Agroindústria gaúcha teme efeitos do pacote de Yeda

“Vamos tentar derrubar o pacote de forma democrática”, declara o presidente da federação, Valter José Pötter.

agroindústria teme efeito do pacote

Porto Alegre/RS – As agroindústrias da avicultura, suinocultura, bovinocultura e laticínios do Estado reagiram duramente ao pacote anunciado pela governadora eleita Yeda Crusius. Em apedido publicado hoje nos jornais, Sicadergs, Asgav, Sipargs, Sips e Sindilat tentam sensibilizar o governo eleito e os deputados de que a aprovação do pacote, como está, reduz a competitividade do agronegócio gaúcho em relação a outros estados. Segundo dirigentes, haverá um efeito em cascata, gerando aumento de custos, redução da produção, queda de investimento e demissões.

O corte de 30% nos créditos presumidos de ICMS, a limitação do ressarcimento dos créditos de exportação e a extinção parcial de diferenças nas aliquotas de energia elétrica para os produtores rurais estão entre os pontos mais impactantes. “A estrutura do agronegócio será balançada. Nós tínhamos uma luz no final do túnel com o Pacto pelo Rio Grande que agora irá se apagar”, lamentou o secretário executivo da Asgav, José Eduardo dos Santos.

Para o presidente do Sicadergs, Ronei Lauxen, o aumento da carga tributária estimulará o abate clandestino.
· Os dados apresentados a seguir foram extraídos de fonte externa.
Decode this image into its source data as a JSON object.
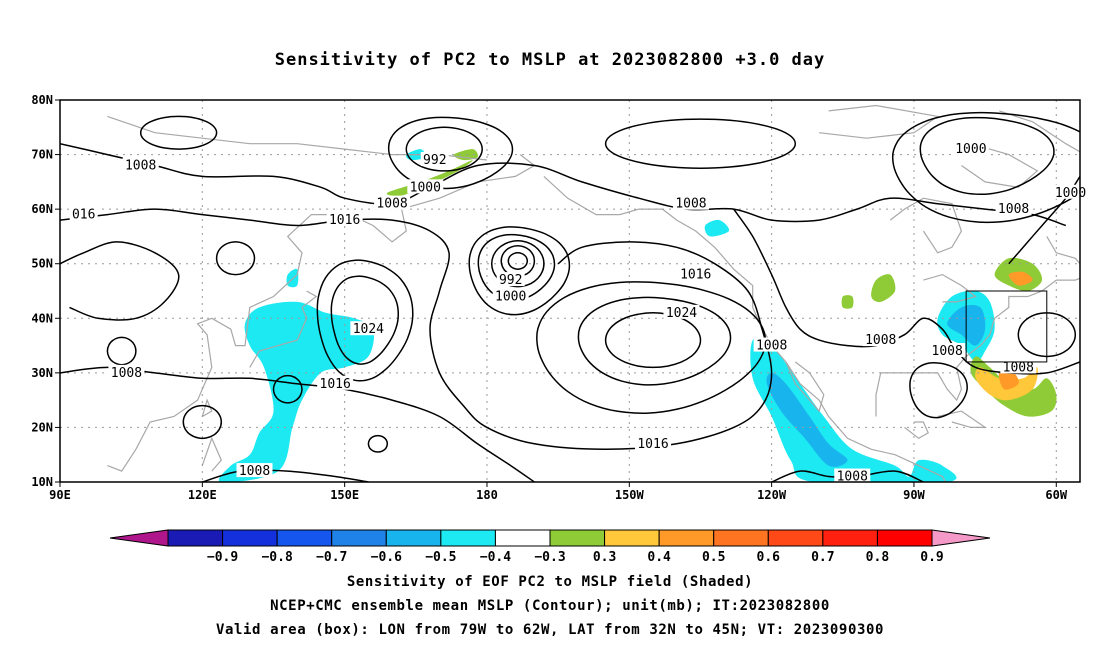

Ele lembra que os créditos, por meio do Agregar-RS, permitiram que o setor de carne bovina aumentasse em 100% os abates regulares desde 2002. Com a perda da compensação, o tributo subirá de 2,5% para 4% nas operações internas e de 4% para 5,6% nas externas, calcula Lauxen.

A medida que mais afeta o setor de carne suína também é o corte nos créditos presumidos. “A matriz tributária sempre foi construída e negociada com vistas a recompor a competitividade que ao longo do tempo foi sendo perdida por iniciativas de outros estados em favorecer sua produção. Esse corte vai exponenciar essa perda”, lamentou o diretor executivo do Sips, Rogério Kerber, ao salientar que o setor emprega 365 mil pessoas.

Com 60% da produção de lácteos tendo como destino outros estados, o secretário executivo do Sindilat, Jones Raguzoni, diz que as medidas só agravam as dificuldades logísticas de colocação do produto gaúcho no mercado nacional. “Vai desestruturar tudo que existe. Setor e governo sempre buscaram um entendimento que possibilitou crescimento. Vai ser desistimulante continuar produzindo no Rio Grande do Sul”, destaca.

Setor produtivo se mobiliza contra medidas

O setor primário do Estado se prepara para pressionar os deputados estaduais a não aprovarem o pacote de medidas anunciado pela governadora eleita Yeda Crusius. A Federarroz garante que trará ao plenário da Assembléia Legislativa representantes de todas as suas federações amanhã, quando será votado o projeto.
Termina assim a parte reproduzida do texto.